RAVENNA.Secondo quanto rende noto la Cgil, “sono ormai 150 le persone che si sono rivolte alla Federconsumatori di Ravenna per chiedere tutela, in seguito all’improvvisa interruzione dell’attività della Dentix srl, nota società che gestiva numerosi studi di cure odontoiatriche”. In provincia erano due i punti della catena spagnola, uno in città e uno a Faenza e l’improvvisa chiusura aveva lasciato a piedi moltissimi clienti che in parte avevano già corrisposto i pagamenti.

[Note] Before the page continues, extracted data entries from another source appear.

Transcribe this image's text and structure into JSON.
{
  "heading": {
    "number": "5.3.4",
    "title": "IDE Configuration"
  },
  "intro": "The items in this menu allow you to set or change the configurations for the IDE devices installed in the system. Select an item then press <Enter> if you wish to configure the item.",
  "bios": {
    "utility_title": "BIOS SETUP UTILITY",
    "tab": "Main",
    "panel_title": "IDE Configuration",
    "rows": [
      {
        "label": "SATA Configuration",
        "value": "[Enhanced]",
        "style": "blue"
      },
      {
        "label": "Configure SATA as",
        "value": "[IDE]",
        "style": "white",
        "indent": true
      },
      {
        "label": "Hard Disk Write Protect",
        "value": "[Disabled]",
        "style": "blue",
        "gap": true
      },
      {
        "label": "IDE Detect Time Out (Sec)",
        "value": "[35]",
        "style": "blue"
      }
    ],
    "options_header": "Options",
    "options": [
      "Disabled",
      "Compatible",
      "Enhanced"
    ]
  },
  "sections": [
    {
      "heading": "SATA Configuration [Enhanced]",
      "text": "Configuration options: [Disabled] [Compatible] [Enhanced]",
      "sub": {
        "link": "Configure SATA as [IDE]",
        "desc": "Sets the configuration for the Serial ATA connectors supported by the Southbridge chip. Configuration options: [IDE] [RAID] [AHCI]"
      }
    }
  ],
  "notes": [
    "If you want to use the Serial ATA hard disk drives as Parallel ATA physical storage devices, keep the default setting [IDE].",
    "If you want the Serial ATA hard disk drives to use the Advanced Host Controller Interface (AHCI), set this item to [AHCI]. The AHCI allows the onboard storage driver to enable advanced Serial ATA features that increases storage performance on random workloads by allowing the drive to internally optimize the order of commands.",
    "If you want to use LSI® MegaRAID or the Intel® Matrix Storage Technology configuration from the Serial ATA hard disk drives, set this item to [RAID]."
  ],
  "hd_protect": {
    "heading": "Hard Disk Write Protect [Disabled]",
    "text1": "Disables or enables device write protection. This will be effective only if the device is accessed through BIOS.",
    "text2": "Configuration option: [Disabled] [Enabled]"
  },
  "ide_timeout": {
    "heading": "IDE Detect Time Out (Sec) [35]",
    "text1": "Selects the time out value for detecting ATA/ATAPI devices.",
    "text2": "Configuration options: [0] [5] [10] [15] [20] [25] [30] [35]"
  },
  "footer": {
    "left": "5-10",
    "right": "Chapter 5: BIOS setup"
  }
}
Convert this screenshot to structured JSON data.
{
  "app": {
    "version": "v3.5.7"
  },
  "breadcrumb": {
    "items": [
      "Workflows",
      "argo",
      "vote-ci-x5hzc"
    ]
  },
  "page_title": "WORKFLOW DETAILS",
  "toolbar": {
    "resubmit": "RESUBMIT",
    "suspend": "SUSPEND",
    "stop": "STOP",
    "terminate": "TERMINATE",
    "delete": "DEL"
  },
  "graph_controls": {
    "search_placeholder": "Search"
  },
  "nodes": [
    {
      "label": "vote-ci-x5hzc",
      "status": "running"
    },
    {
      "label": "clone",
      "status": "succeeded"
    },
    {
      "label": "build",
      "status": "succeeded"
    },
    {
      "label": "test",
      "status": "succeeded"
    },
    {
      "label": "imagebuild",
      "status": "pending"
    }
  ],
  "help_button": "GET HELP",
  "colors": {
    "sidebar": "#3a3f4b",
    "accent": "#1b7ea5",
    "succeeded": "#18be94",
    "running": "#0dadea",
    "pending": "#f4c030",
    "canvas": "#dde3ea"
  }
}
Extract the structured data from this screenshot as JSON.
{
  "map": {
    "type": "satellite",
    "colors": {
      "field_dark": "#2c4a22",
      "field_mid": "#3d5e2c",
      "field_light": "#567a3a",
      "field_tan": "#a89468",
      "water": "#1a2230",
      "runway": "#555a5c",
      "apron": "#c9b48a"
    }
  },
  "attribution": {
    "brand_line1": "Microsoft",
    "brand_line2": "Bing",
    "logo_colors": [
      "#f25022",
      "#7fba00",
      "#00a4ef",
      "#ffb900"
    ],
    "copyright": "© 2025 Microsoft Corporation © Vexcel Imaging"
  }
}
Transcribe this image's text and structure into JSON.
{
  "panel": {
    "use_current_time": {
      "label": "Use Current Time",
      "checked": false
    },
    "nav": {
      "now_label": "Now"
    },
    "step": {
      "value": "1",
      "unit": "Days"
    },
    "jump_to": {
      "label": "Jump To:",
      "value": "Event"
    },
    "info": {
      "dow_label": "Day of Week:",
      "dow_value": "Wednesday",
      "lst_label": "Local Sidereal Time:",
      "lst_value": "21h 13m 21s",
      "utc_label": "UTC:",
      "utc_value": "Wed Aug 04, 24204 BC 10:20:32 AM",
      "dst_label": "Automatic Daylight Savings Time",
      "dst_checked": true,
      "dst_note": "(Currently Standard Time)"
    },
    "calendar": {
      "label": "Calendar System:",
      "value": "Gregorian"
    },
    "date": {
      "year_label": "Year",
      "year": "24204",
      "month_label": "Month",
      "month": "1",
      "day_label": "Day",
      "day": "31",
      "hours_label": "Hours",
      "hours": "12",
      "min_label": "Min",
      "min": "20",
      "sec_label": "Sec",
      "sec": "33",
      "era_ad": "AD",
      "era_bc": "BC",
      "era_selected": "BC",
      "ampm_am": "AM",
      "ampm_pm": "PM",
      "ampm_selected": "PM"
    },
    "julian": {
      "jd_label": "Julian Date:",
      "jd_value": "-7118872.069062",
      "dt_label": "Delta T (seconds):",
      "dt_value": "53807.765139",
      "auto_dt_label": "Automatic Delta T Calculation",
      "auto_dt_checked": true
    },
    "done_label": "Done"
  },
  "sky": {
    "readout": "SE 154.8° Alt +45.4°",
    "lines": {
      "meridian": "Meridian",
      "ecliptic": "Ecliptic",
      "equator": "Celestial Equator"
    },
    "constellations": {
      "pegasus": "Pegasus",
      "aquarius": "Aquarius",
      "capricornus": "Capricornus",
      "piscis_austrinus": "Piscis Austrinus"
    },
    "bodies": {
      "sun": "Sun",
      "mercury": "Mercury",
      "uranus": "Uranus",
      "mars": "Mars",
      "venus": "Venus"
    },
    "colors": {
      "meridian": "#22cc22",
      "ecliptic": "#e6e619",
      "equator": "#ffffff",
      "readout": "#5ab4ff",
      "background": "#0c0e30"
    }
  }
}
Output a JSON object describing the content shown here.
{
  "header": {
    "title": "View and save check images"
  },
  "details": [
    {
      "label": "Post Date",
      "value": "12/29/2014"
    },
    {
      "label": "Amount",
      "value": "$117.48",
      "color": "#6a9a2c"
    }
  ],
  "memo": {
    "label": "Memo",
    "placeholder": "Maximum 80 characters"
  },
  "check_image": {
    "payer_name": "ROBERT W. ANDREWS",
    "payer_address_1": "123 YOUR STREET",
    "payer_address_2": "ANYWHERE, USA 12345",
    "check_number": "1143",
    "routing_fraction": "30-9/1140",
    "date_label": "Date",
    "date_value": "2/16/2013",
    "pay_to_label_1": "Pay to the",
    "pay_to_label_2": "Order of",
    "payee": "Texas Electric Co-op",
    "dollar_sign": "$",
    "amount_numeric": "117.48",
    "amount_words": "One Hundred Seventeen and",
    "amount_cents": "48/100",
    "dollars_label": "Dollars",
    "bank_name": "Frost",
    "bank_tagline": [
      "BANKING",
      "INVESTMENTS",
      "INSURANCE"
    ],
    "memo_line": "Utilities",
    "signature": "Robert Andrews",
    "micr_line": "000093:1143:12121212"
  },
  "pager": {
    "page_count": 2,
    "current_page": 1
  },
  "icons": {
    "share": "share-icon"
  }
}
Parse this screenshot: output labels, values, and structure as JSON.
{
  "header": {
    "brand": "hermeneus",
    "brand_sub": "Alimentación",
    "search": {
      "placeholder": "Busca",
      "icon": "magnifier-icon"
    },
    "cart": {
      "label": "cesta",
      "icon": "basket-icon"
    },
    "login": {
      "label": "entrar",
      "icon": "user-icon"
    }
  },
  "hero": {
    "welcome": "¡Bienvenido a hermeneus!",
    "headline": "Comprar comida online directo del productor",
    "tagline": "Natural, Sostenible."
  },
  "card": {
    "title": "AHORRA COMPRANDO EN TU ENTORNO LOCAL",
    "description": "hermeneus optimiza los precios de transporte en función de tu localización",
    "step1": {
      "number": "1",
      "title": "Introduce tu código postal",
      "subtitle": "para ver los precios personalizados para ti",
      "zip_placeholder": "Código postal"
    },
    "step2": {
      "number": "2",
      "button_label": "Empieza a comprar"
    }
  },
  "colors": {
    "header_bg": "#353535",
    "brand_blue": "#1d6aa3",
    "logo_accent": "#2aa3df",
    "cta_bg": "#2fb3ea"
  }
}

“Dentix aveva ottenuto il pagamento anticipato di tutte le prestazioni, per mezzo di prestiti erogati ai clienti da società e banche convenzionate (Cofidis, Fiditalia, Deutsche Bank, Agos Ducato) – prosegue il sindacato -. Ciò nonostante oggi la Dentix, che ha avanzato richiesta di concordato preventivo “in bianco”, dichiara debiti per 67 milioni di euro. Il danno economico complessivamente subito dai nostri associati si può valutare in circa 500.000 euro. I ricorrenti stanno ancora pagando a rate i finanziamenti ricevuti, sebbene le cure siano state interrotte prima del completamento, lasciando i pazienti in precarie situazioni; per giunta, in alcuni casi, i lavori eseguiti erano inadeguati”.

Nei giorni scorsi sono state organizzate due assemblee, l’ultima si è tenuta lunedì sera a Ravenna all’Hotel Cube, a cui hanno preso parte una cinquantina di ricorrenti. “Dato che Dentix è ormai evidentemente inadempiente, sia sotto il profilo professionale che sotto quello economico, l’azione di tutela di Federconsumatori è rivolta a ottenere la revoca dei finanziamenti ricevuti dai pazienti, con interruzione del pagamento delle rate. A fronte di proposte di proseguire le cure in studi dentistici scelti dalle società che hanno erogato i finanziamenti, vogliamo ribadire che, se il paziente desidera proseguire le cure da un medico di fiducia, ha il diritto di rifiutare la proposta ribadendo la richiesta di restituzione delle somme pagate, o di interruzione del pagamento delle rate. Eventuali segnalazioni dei clienti, come “cattivi pagatori” al Crif, saranno oggetto di richiesta di danni. I nostri avvocati – conclude la nota – ritengono possibile, in caso di mancato raggiungimento di un accordo, avviare ricorsi all’Arbitro Bancario e Finanziario della Banca d’Italia, un mezzo di risoluzione delle vertenze alternativo al ricorso al Tribunale, assai più rapido e soprattutto economico”.